# Bere Jewelers and the RFRA



## JoeZ (Sep 30, 2007)

Barry Cole, owner of Bere Jewelers, is making a fantastic gesture to help the Reef Fish Restoration Association this Christmas.

He is donating 10% of the sales from both shops for any customer that mentions the RFRA from Dec. 10 through Dec. 24th.

Watches, rings, you name it, he's got it all and at great prices. 

I'm not a big jewelery guy but my wife is a fan of the bling. Anytime I get her something it comes from Barry.

We at the RFRA would like to thank Barry for doing this promotion again this year and I hope y'all get in there to see what he has, hell just go look at the floors and carpentry at the new store, it's gorgeous. Be sure to mention the RFRA, we can use all the help we can get.



Thanks again Barry.



209 Gulf Breeze Parkway

Gulf Breeze, FL 32561

Tel: (850) 934-2688





4421 Bayou Blvd

Pensacola, FL 32503

Tel: (850) 477-6818


----------



## JoeZ (Sep 30, 2007)

It's 5:22, time to get this back up top!


----------



## mpmorr (Oct 3, 2007)

Way to go Barry, class act as always.:bowdown:toast


----------



## Last Drop (Oct 3, 2007)

:clap I've been thinking about upgrade the wifes wedding ring. I will swing by this week.


----------



## JoeZ (Sep 30, 2007)

That's awesome, your wife deserves the biggest rock Barry's got!oke

Really though, thanks to everyone who is going to go over there and thanks Barry for all your help.


----------



## Halfmoon (Oct 3, 2007)

I bought a beach ball charm there. 

Thanks!!!


----------



## JoeZ (Sep 30, 2007)

It's Christmas time, kids.

What are YOU getting the wife/girlfriend?
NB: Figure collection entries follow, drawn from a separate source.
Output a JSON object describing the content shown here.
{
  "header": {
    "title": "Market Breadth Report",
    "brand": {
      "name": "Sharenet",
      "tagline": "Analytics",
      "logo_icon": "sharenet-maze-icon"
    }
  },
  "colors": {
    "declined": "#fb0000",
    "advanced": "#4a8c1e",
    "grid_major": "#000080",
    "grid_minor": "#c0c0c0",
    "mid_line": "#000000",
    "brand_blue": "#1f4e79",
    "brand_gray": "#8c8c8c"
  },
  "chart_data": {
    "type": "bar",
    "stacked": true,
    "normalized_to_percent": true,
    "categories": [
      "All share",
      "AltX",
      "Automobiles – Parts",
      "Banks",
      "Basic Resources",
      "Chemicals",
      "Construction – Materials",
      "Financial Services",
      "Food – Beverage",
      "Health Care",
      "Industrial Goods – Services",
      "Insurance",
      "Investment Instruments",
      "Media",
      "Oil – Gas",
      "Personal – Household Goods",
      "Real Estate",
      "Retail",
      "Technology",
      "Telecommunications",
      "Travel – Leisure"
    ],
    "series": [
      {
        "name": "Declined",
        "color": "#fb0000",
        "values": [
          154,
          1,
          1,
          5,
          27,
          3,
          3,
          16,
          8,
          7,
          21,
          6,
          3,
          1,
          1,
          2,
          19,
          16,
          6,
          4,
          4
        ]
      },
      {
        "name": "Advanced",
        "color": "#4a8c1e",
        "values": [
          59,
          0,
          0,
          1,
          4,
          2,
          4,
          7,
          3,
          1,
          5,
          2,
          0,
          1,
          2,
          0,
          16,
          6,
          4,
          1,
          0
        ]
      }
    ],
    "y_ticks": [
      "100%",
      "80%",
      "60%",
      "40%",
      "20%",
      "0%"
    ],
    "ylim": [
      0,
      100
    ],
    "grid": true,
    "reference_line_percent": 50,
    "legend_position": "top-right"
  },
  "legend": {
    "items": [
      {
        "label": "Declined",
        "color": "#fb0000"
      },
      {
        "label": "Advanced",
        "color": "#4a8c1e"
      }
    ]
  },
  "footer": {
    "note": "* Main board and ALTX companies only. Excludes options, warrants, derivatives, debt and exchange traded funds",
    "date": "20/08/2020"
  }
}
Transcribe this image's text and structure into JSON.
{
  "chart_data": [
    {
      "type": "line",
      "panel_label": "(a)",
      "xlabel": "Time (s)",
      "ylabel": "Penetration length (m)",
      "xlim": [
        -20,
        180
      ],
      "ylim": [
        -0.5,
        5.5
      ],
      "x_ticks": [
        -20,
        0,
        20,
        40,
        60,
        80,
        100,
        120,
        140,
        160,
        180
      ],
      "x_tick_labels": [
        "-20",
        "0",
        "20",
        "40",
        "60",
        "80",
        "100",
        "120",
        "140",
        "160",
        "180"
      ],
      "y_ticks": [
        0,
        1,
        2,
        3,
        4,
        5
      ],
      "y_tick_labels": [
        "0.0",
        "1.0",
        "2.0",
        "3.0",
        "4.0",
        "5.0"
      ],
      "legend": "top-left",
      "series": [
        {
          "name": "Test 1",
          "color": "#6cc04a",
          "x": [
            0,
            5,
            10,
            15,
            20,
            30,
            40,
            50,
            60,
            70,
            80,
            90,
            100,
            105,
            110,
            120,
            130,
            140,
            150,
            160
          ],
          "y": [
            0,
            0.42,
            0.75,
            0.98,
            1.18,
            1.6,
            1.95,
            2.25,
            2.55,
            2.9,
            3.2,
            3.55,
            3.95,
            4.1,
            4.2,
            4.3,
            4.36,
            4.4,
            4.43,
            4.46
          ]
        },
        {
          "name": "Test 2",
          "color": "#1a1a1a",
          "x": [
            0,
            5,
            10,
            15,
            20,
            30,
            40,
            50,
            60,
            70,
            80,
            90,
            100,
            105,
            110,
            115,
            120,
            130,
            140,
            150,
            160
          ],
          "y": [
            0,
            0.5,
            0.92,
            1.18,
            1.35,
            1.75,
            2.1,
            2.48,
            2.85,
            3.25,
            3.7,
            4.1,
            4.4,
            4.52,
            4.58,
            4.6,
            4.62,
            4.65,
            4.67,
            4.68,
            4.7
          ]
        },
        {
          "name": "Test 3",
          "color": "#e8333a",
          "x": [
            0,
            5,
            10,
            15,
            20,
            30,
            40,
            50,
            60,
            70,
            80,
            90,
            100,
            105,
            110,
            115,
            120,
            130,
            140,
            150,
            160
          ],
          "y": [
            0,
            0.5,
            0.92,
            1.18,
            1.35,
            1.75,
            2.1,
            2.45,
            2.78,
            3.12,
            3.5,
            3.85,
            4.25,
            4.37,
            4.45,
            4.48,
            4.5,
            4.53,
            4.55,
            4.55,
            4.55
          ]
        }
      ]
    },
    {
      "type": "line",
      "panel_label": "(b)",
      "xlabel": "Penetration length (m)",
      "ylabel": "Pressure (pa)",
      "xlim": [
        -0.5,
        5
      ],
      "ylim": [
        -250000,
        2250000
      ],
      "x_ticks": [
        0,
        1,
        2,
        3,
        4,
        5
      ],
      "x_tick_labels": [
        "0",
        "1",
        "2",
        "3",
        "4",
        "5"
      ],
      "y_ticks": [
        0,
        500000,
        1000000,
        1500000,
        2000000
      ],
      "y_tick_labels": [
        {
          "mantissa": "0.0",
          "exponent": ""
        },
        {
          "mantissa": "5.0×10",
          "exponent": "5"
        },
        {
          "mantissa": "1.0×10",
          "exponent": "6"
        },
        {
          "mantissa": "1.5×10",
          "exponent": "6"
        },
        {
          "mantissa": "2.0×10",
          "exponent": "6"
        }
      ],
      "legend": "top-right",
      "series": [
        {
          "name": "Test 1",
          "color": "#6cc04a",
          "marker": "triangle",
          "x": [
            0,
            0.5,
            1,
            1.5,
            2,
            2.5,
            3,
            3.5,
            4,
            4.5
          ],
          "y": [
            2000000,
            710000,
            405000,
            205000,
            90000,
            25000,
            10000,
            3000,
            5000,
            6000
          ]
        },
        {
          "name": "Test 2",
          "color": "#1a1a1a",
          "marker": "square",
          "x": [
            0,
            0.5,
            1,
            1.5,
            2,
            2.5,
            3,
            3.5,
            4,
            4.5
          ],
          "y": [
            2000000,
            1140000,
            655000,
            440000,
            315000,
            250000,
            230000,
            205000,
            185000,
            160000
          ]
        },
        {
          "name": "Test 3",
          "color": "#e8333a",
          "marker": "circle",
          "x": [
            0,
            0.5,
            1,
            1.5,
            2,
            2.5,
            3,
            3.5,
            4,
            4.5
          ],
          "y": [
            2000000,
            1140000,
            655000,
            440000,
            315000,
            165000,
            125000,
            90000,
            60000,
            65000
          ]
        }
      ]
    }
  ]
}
It'd be better if it was from Bere!


----------



## JoeZ (Sep 30, 2007)

Seven days left!!!!!


----------



## flynurse (Oct 9, 2007)

just bought a pendant and necklace at the gulfbreeze store. the girl helping me didn't know anything about it. she only knew about the zoo benefit.


----------



## Corpsman (Oct 3, 2007)

Bumpz


----------



## Barry Cole (Oct 3, 2007)

Just make sure that you give me your name on the sales ticket. PFRA will get the credit. We are doing something for the zoo as well...



Thanks!


----------



## biggamefishr (Oct 26, 2007)

barry........not only are part of your profits going to the RFRA, but another part of them are going to the zoo? You need to be nominated for some type of community award or something.:clap


----------



## David Ridenour (Sep 28, 2007)

Good for you Barry! Proud to be associated with you through this forum and hope to meet you one day.


----------